“Curly Sue” Star Shares Her Moving Story of Addiction
If you were a child of the early ’90s, you were probably obsessed with Alisan Porter, star of the 1991 film Curly Sue. She was funny, sharp and not afraid to speak her mind. Now, 23 years later, Porter has grown up considerably, faced her share of struggles, but remains a brave (and funny) female who doesn’t shy from the truth. On Thursday, she proved that in a moving essay on Lil’ Mamas blog chronicling her battle with addiction, and her ultimate recovery.
“Hi, I’m Ali, and I’m an alcoholic,” she said in a blog post. “Yup, bet you didn’t see that one coming. Or, because you know that I’m a former child star, you totally did. Anyway, it’s the truth. I’ve been sober since October 28th, 2007 and I haven’t touched a drink or drug since.”
For Porter, temptation came in many forms (“snort, pill, smoke, drink, even SHOP”), but she also describes her addictions as a manifestation of deeper demons. “You see, so many people can’t see past the word “ALCOHOLIC,” she writes. “They can never understand that it’s not even really about a drink or a drug. In fact, it’s really not about substance at all. It’s about how you see people, how you treat yourself, how you feel about things, how you think people feel about you, what you could do, should do but don’t do. Your resentments, your lack of respect, your lack of power, power you think you have to change sh*t, your ego. . . the list goes on.”

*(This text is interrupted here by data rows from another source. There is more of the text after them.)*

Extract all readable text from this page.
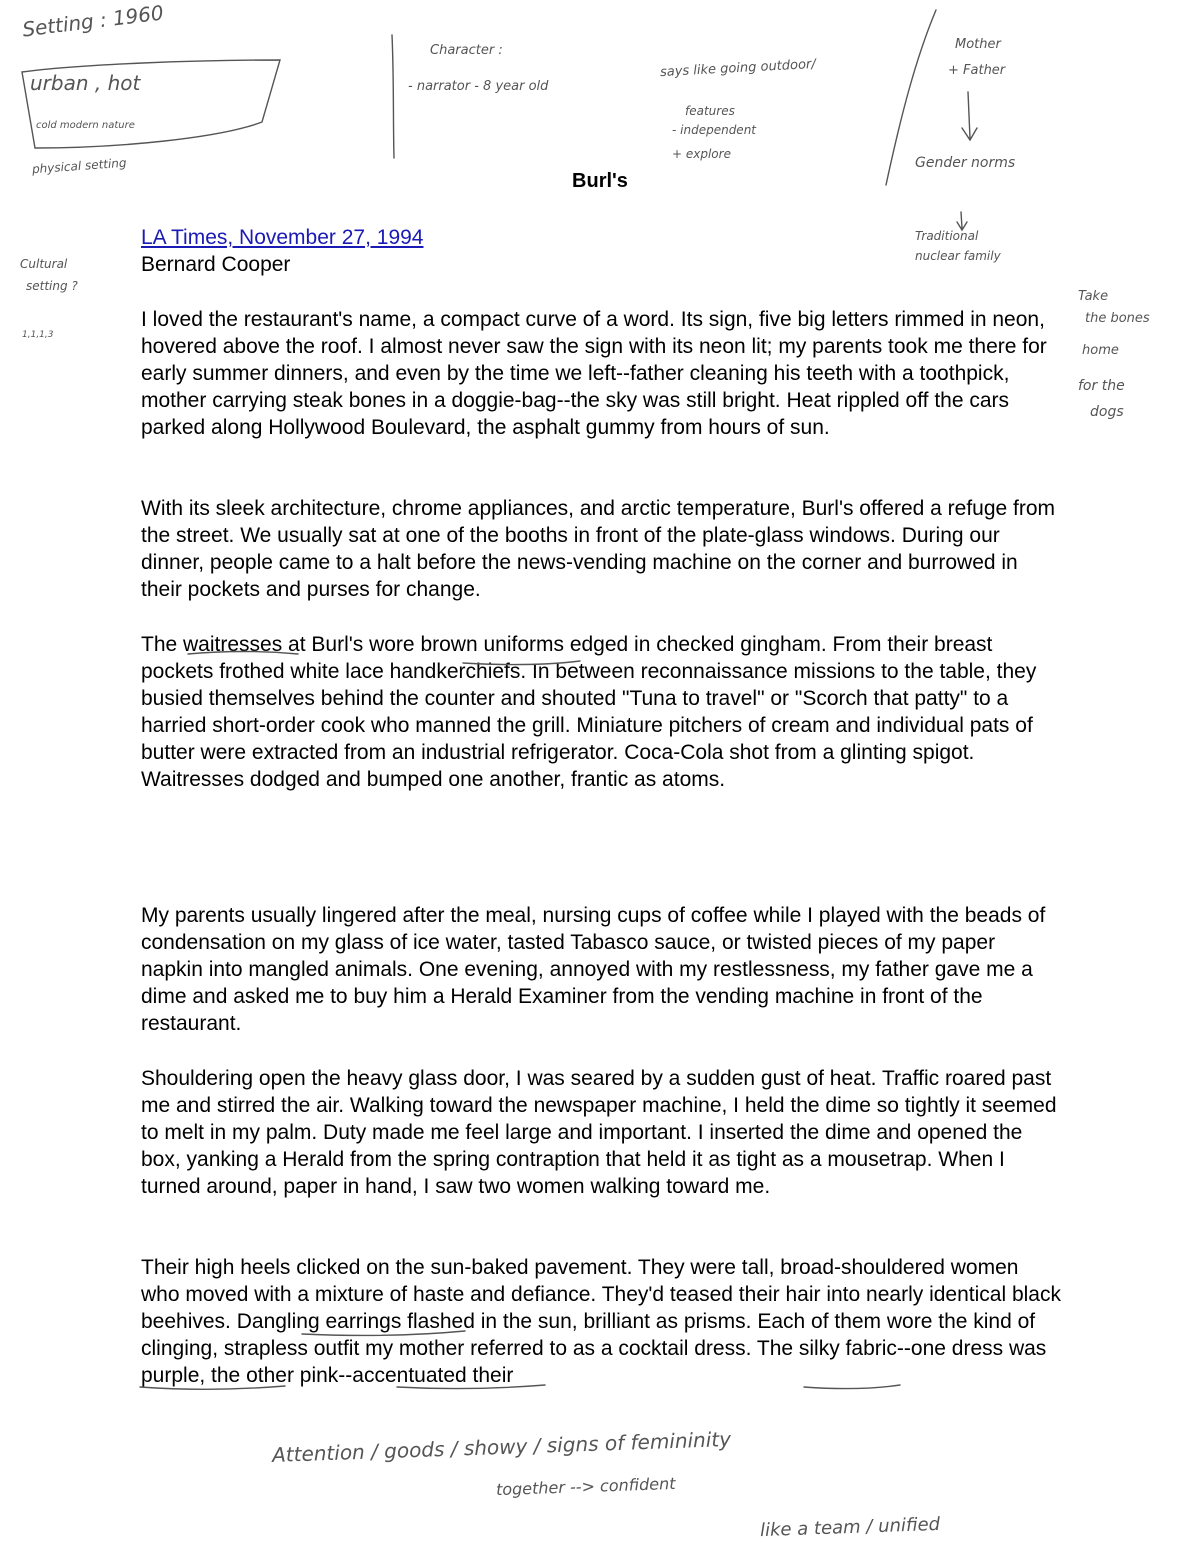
Burl's
LA Times, November 27, 1994
Bernard Cooper

I loved the restaurant's name, a compact curve of a word. Its sign, five big letters rimmed in neon, hovered above the roof. I almost never saw the sign with its neon lit; my parents took me there for early summer dinners, and even by the time we left--father cleaning his teeth with a toothpick, mother carrying steak bones in a doggie-bag--the sky was still bright. Heat rippled off the cars parked along Hollywood Boulevard, the asphalt gummy from hours of sun.

With its sleek architecture, chrome appliances, and arctic temperature, Burl's offered a refuge from the street. We usually sat at one of the booths in front of the plate-glass windows. During our dinner, people came to a halt before the news-vending machine on the corner and burrowed in their pockets and purses for change.

The waitresses at Burl's wore brown uniforms edged in checked gingham. From their breast pockets frothed white lace handkerchiefs. In between reconnaissance missions to the table, they busied themselves behind the counter and shouted "Tuna to travel" or "Scorch that patty" to a harried short-order cook who manned the grill. Miniature pitchers of cream and individual pats of butter were extracted from an industrial refrigerator. Coca-Cola shot from a glinting spigot. Waitresses dodged and bumped one another, frantic as atoms.

My parents usually lingered after the meal, nursing cups of coffee while I played with the beads of condensation on my glass of ice water, tasted Tabasco sauce, or twisted pieces of my paper napkin into mangled animals. One evening, annoyed with my restlessness, my father gave me a dime and asked me to buy him a Herald Examiner from the vending machine in front of the restaurant.

Shouldering open the heavy glass door, I was seared by a sudden gust of heat. Traffic roared past me and stirred the air. Walking toward the newspaper machine, I held the dime so tightly it seemed to melt in my palm. Duty made me feel large and important. I inserted the dime and opened the box, yanking a Herald from the spring contraption that held it as tight as a mousetrap. When I turned around, paper in hand, I saw two women walking toward me.

Their high heels clicked on the sun-baked pavement. They were tall, broad-shouldered women who moved with a mixture of haste and defiance. They'd teased their hair into nearly identical black beehives. Dangling earrings flashed in the sun, brilliant as prisms. Each of them wore the kind of clinging, strapless outfit my mother referred to as a cocktail dress. The silky fabric--one dress was purple, the other pink--accentuated their

Setting : 1960
urban , hot
cold modern nature
physical setting
Character :
- narrator - 8 year old
says like going outdoor/
features
- independent
+ explore
Mother
+ Father
Gender norms
Traditional
nuclear family
Cultural
setting ?
1,1,1,3
Take
the bones
home
for the
dogs
Attention / goods / showy / signs of femininity
together --> confident
like a team / unified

A 2012 survey suggests that there are more than 23 million Americans who have, at one point or another, struggled with an addiction to drugs or alcohol. The term “alcoholic” is a catch-all used to describe individuals who struggle with an uncontrollable compulsion to consume alcoholic beverages, often in excess. Additionally, alcohol dependence often becomes coupled with dependence and abuse of other substances; most commonly cigarettes and anxiety medications. As with many addictions, treatment—as well as the motivation to seek treatment—varies among individuals.
Porter details the moment that she realized she had a problem, and discusses the steps she took from there.

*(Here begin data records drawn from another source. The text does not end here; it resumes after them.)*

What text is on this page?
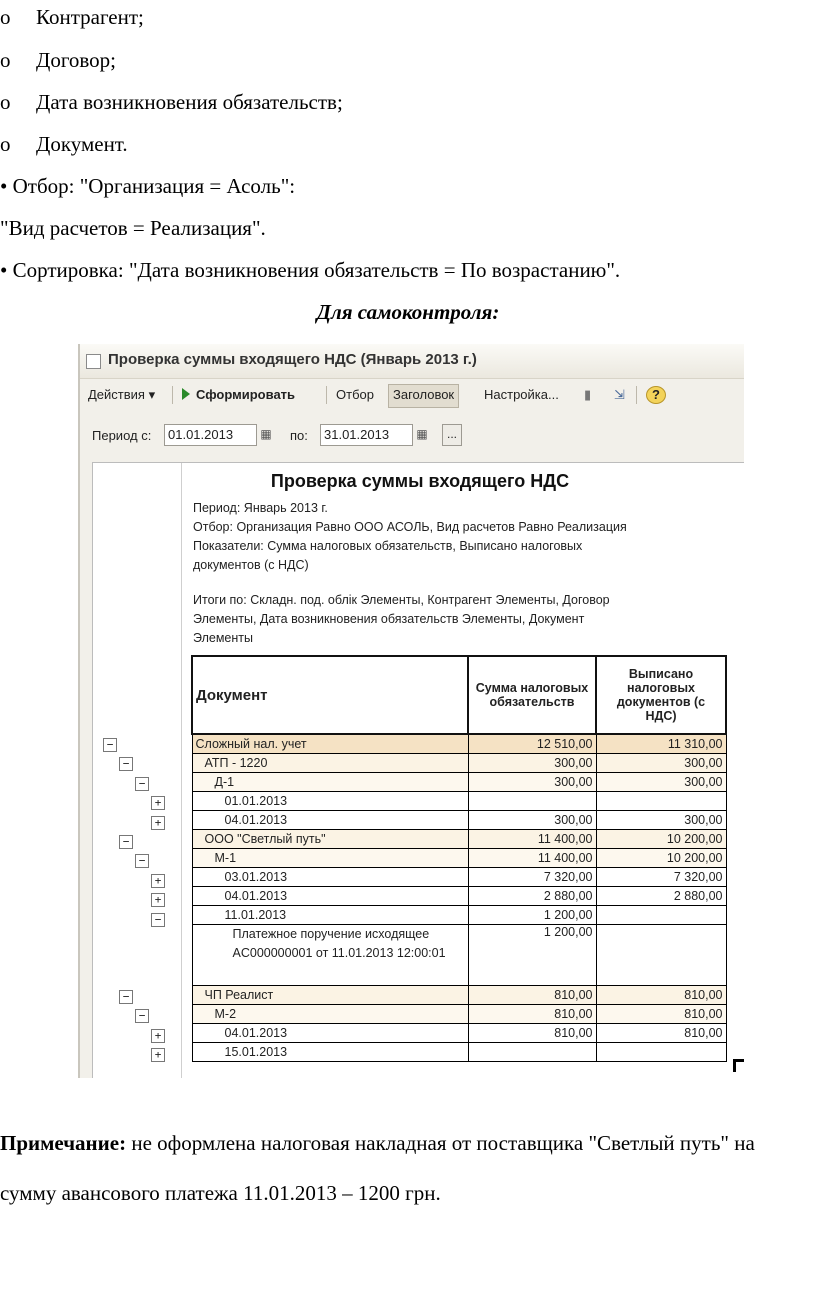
o Контрагент;
o Договор;
o Дата возникновения обязательств;
o Документ.
• Отбор: "Организация = Асоль":
"Вид расчетов = Реализация".
• Сортировка: "Дата возникновения обязательств = По возрастанию".
Для самоконтроля:
Проверка суммы входящего НДС (Январь 2013 г.)
Действия ▾	Сформировать	Отбор	Заголовок	Настройка...	▮	⇲	?
Период с:	01.01.2013	▦ по:	31.01.2013	▦	...
Проверка суммы входящего НДС
Период: Январь 2013 г.
Отбор: Организация Равно ООО АСОЛЬ, Вид расчетов Равно Реализация
Показатели: Сумма налоговых обязательств, Выписано налоговых
документов (с НДС)
Итоги по: Складн. под. облік Элементы, Контрагент Элементы, Договор
Элементы, Дата возникновения обязательств Элементы, Документ
Элементы
Документ	Сумма налоговых обязательств	Выписано налоговых документов (с НДС)
Сложный нал. учет	12 510,00	11 310,00
АТП - 1220	300,00	300,00
Д-1	300,00	300,00
01.01.2013		
04.01.2013	300,00	300,00
ООО "Светлый путь"	11 400,00	10 200,00
М-1	11 400,00	10 200,00
03.01.2013	7 320,00	7 320,00
04.01.2013	2 880,00	2 880,00
11.01.2013	1 200,00	
Платежное поручение исходящее AC000000001 от 11.01.2013 12:00:01	1 200,00	
ЧП Реалист	810,00	810,00
М-2	810,00	810,00
04.01.2013	810,00	810,00
15.01.2013		
−
−
−
+
+
−
−
+
+
−
−
−
+
+
Примечание: не оформлена налоговая накладная от поставщика "Светлый путь" на сумму авансового платежа 11.01.2013 – 1200 грн.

“I was living in NYC when I realized I needed to get sober,” Porter writes. “I was miserable and overwhelmed with life. I was heartbroken and realizing that what had always worked for me in the past was NOT working at all. Not even a little bit. I felt trapped, scared, and sad and I was ready to really go for broke or get better. So, I did what every good user does and I prayed to a god I had never believed in. . .and then called my mom. Days later, I was off to treatment, just like that. For the next four years, I went to meetings, worked the steps, got a sponsor, found a god of my own understanding, prayed, meditated, and basically grew up. Growing pains were inevitable, I felt them often but I continued on the path because unlike my old ways, this way was working.” For her, a post-alcohol life is a happy, loving, yet still-challenging life.

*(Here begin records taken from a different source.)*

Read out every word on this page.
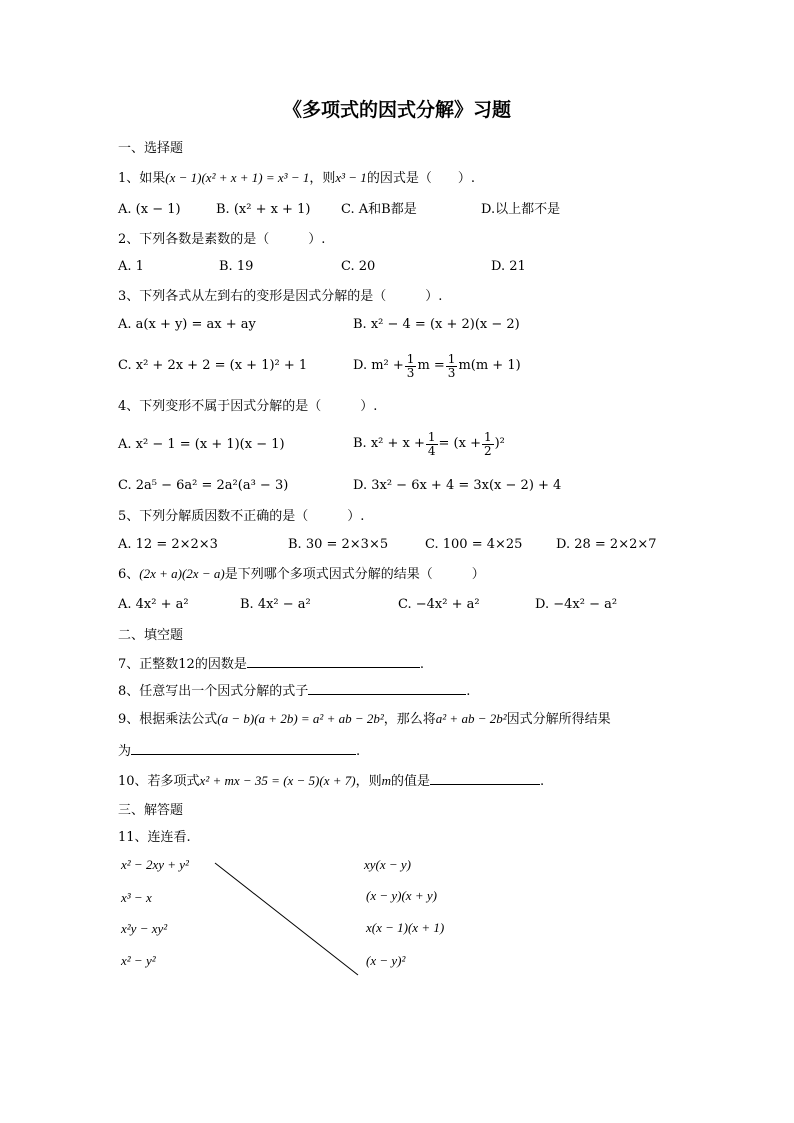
《多项式的因式分解》习题
一、选择题
1、如果(x − 1)(x² + x + 1) = x³ − 1，则x³ − 1的因式是（　　）.
A. (x − 1)	B. (x² + x + 1) C. A和B都是	D.以上都不是
2、下列各数是素数的是（　　　）.
A. 1	B. 19	C. 20	D. 21
3、下列各式从左到右的变形是因式分解的是（　　　）.
A. a(x + y) = ax + ay	B. x² − 4 = (x + 2)(x − 2)
C. x² + 2x + 2 = (x + 1)² + 1	D. $m^2 + \frac{1}{3}$ $m = \frac{1}{3} m(m + 1)$
4、下列变形不属于因式分解的是（　　　）.
A. x² − 1 = (x + 1)(x − 1)	B. $x^2 + x + \frac{1}{4} = (x + \frac{1}{2} )^2$
C. 2a⁵ − 6a² = 2a²(a³ − 3)	D. 3x² − 6x + 4 = 3x(x − 2) + 4
5、下列分解质因数不正确的是（　　　）.
A. 12 = 2×2×3	B. 30 = 2×3×5	C. 100 = 4×25	D. 28 = 2×2×7
6、(2x + a)(2x − a)是下列哪个多项式因式分解的结果（　　　）
A. 4x² + a²	B. 4x² − a²	C. −4x² + a²	D. −4x² − a²
二、填空题
7、正整数12的因数是	.
8、任意写出一个因式分解的式子	.
9、根据乘法公式(a − b)(a + 2b) = a² + ab − 2b²，那么将a² + ab − 2b²因式分解所得结果
为	.
10、若多项式x² + mx − 35 = (x − 5)(x + 7)，则m的值是	.
三、解答题
11、连连看.
x² − 2xy + y²
x³ − x
x²y − xy²
x² − y²
xy(x − y)
(x − y)(x + y)
x(x − 1)(x + 1)
(x − y)²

“I don’t drink because I don’t want to miss one second of the responsibilities I get to have today,” writes Porter, now a married mom. “I don’t drink because I can’t. I want to, a lot of days, because I’m human and because life gets hard. But I don’t. Sobriety offered me everything I ever wanted and never got. I have always had the image in my head of rushing to put my kids to sleep, being so frustrated and angry. Rushing just so I could go disappear into a bottle or take a trip on a cloud of smoke. When I think about that, my skin crawls, because that’s in me. Everyday I work to take contrary action against that poor unfortunate girl. I know how fast this beautiful life I get to live could all be a distant memory. I get to live this way today and everyday if I decide to and if I’m willing to do the work.”
Porter’s admission is an amazing show of honesty, bravery, and vulnerability. She ends her post by letting her readers know that if they, like her, struggle with addiction, they are more than welcome to reach out to her personally for help finding treatment.